The Freeride family started off with a non-road-legal motocross model, before expanding to include enduro and supermoto versions. The motocrosser only needed to provide race track fun for a limited time, but the later arrivals could take to the streets, meaning that only offering up to an hour of riding weighed down heavily on their practicality.
For 2018 KTM has announced a new 260 V lithium-ion Power Pack with 50 percent more capacity, jumping from 2.6 to 3.9 kWh. This translates to equally more range, so the new Freeride E-XC can be ridden for roughly up to an hour and a half – obviously depending on a number of factors, such as terrain, rider weight and riding style.
In comparison to the previous generation of Freeride batteries, charging time hasn't changed, requiring 80 minutes for a full charge and 50 minutes to reach 80 percent.

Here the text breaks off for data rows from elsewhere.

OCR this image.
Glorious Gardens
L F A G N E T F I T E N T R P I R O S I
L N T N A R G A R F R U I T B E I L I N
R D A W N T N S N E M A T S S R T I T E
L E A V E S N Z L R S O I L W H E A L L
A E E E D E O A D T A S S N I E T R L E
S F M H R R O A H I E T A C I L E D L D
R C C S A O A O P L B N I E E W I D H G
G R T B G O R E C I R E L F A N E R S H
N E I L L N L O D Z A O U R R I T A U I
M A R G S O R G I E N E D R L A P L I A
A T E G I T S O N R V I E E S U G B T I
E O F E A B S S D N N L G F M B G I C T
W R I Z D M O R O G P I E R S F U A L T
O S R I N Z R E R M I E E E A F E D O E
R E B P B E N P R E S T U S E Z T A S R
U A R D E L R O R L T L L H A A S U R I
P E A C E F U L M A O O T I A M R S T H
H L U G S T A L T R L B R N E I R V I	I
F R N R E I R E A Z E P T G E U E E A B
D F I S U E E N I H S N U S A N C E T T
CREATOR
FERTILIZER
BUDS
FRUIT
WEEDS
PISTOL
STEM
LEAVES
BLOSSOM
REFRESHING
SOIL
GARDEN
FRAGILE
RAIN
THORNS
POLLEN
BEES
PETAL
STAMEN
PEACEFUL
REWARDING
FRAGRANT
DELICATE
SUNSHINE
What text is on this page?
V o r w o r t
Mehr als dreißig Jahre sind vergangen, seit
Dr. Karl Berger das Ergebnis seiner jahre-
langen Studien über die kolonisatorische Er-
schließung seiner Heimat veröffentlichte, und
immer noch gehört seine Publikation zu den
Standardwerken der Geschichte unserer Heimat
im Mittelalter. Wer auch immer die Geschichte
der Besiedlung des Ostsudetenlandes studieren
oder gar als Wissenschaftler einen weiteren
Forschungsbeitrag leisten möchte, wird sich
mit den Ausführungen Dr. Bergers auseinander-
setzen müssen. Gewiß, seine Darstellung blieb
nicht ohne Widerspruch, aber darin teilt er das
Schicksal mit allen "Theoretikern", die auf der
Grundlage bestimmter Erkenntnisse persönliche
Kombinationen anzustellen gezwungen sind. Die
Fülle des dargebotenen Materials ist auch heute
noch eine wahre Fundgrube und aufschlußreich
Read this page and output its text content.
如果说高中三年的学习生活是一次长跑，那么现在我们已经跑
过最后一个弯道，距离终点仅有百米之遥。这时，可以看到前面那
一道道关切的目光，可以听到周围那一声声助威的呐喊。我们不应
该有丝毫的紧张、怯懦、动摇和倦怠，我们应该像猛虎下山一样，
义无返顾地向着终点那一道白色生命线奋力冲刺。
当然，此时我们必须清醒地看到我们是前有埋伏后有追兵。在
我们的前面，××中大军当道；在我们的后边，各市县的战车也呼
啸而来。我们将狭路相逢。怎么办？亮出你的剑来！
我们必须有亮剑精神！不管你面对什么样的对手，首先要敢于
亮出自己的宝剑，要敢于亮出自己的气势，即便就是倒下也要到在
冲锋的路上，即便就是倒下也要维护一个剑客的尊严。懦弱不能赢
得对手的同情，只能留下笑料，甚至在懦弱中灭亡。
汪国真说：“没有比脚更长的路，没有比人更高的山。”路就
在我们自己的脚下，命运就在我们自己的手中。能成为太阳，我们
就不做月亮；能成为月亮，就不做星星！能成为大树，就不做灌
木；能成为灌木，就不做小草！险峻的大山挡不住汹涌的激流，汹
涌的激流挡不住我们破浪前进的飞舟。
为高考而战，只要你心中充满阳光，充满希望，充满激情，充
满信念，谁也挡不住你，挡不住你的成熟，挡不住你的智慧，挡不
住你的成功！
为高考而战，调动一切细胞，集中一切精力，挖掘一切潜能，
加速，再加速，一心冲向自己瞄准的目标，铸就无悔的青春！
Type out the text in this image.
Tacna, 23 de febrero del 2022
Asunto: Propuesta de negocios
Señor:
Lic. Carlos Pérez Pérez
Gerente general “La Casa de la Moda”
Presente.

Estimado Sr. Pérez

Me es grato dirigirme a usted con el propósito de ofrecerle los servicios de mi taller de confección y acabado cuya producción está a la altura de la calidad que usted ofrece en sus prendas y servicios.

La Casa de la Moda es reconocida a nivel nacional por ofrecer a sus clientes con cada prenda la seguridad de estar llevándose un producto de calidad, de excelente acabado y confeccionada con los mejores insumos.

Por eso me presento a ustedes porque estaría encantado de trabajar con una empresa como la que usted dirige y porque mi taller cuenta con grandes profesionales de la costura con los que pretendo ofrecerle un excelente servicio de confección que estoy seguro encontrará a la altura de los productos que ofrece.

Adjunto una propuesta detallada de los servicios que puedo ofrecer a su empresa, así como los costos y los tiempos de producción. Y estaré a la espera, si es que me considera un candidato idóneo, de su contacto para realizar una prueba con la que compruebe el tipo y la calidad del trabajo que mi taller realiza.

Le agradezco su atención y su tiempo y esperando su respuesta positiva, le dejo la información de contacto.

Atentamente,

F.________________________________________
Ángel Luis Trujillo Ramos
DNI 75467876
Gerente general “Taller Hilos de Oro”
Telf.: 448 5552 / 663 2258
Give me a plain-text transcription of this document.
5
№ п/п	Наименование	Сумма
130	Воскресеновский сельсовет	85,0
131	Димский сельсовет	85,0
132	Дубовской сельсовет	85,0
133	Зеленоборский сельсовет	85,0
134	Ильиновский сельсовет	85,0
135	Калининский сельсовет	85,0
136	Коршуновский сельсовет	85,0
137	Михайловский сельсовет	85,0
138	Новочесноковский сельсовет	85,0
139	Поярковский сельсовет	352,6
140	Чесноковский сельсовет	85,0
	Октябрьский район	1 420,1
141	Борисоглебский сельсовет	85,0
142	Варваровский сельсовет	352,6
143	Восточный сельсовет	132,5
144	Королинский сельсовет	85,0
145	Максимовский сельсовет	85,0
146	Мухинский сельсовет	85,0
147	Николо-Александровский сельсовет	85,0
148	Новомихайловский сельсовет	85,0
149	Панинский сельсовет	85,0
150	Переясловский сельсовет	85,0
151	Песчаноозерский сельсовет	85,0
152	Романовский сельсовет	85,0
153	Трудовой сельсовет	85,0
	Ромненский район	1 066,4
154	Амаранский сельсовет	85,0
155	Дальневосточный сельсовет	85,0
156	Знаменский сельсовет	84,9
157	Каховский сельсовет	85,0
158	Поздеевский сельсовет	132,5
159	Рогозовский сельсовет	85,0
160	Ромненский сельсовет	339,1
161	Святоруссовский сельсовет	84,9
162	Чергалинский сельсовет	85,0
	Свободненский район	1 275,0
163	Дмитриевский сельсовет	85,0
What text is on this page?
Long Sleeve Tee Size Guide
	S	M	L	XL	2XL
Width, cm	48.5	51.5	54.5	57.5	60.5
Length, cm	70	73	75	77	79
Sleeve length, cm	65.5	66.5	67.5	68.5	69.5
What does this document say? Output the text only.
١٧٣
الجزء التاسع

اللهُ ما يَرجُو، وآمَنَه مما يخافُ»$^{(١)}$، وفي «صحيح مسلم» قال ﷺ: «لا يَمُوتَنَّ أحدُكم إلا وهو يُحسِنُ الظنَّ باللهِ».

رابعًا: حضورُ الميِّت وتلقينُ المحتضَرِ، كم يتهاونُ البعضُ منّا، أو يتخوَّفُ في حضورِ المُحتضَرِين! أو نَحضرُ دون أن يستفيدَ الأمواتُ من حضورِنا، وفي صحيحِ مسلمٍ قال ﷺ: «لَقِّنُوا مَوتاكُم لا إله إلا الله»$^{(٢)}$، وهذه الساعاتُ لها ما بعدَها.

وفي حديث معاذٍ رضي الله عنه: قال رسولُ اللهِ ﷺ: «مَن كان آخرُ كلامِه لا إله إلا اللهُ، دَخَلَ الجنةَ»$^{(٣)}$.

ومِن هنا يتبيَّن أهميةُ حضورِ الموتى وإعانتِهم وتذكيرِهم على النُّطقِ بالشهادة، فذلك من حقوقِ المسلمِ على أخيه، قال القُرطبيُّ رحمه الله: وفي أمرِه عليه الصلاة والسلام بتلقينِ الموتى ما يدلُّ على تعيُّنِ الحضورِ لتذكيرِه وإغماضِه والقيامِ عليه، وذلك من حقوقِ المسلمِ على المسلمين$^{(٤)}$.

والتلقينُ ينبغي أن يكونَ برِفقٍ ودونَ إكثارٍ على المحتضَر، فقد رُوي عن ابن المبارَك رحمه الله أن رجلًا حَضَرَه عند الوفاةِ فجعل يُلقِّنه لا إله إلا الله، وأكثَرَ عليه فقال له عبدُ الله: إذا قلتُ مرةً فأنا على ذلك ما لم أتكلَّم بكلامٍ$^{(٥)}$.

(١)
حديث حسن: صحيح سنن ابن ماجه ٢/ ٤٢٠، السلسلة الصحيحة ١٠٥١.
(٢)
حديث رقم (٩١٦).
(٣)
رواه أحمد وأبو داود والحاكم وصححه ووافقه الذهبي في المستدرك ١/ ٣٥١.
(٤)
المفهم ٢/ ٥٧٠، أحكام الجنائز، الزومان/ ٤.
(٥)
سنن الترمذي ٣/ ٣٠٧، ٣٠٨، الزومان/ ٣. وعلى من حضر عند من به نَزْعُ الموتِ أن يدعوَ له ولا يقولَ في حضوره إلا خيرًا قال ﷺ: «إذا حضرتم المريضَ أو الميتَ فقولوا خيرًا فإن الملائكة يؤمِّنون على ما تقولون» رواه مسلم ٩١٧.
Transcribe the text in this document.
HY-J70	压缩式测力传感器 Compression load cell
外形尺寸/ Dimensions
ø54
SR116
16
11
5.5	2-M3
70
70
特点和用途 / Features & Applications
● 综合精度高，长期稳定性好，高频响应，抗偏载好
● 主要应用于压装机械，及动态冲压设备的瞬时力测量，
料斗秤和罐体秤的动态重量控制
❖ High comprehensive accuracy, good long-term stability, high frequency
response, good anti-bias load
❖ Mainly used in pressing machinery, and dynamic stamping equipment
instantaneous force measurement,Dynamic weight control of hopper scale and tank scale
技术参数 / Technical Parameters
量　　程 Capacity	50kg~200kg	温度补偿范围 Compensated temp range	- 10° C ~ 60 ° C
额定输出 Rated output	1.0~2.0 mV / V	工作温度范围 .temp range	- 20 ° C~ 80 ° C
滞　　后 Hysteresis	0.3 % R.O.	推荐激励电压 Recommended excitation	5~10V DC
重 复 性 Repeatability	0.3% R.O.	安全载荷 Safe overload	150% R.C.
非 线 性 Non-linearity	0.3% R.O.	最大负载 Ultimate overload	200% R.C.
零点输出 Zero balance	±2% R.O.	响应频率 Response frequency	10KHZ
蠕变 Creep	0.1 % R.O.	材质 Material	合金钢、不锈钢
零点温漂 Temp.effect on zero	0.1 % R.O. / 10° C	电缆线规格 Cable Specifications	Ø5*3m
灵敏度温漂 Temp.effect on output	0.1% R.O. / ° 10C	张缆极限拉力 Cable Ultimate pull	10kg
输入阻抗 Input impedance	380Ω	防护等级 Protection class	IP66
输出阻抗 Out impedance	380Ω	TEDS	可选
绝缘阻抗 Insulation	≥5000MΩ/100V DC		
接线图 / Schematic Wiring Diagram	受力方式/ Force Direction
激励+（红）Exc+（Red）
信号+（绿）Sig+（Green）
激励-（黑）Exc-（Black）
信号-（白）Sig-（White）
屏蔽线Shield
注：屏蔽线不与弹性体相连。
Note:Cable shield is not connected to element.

The liquid-cooled, permanent magnet, synchronous motor is still as first introduced. Its rated power is 9 kW (12 hp), under the limit of Europe's A1 novice driving license, but it can peak at 18 kW (24.5 hp), and its torque output reads a constant 42 Nm (31 lb-ft).
KTM says that it worked on the motor's thermal stability, with new insulating pads between the stators and the waterproof aluminum casing. As before, there are three selectable power modes, Economy, Enduro and Cross, and a Freeride novelty in the shape of regenerative braking.
One other change that will probably make the Freeride E-XC more desirable is its new suspension. KTM opted for the WP Xplor series, with a set of 43 mm inverted split-action forks – compression adjustment on one leg, rebound on the other – and a PDS rear shock. An upgrade over the previous model, this set-up shares similar parts to those used in the rest of KTM's range, though still not the beefier and heavier 48 mm Xplor forks of the EXC enduros.
Weighing just a little more than its predecessor, the 111-kg (244.7-lb) Freeride E-XC is slated to enter production in January 2018, with retail pricing yet to be revealed.
This turn to more practicality may not exactly constitute a paradigm-shifting change for the Austrian company, but it certainly is a move in the right direction against growing competition in the electric motorcycle field. Sooner or later, the changes applied to the electric enduro will probably filter down to the other two Freeride models, SX and SM.
More generally, KTM's Freeride press release also reveals plans to put an emphasis on e-mobility in the future, with a range of machines from 250 W to 11 kW coming until 2025. These will include electric minibikes, an electric scooter, and a new partnership with Pexco for a series of electric bicycles.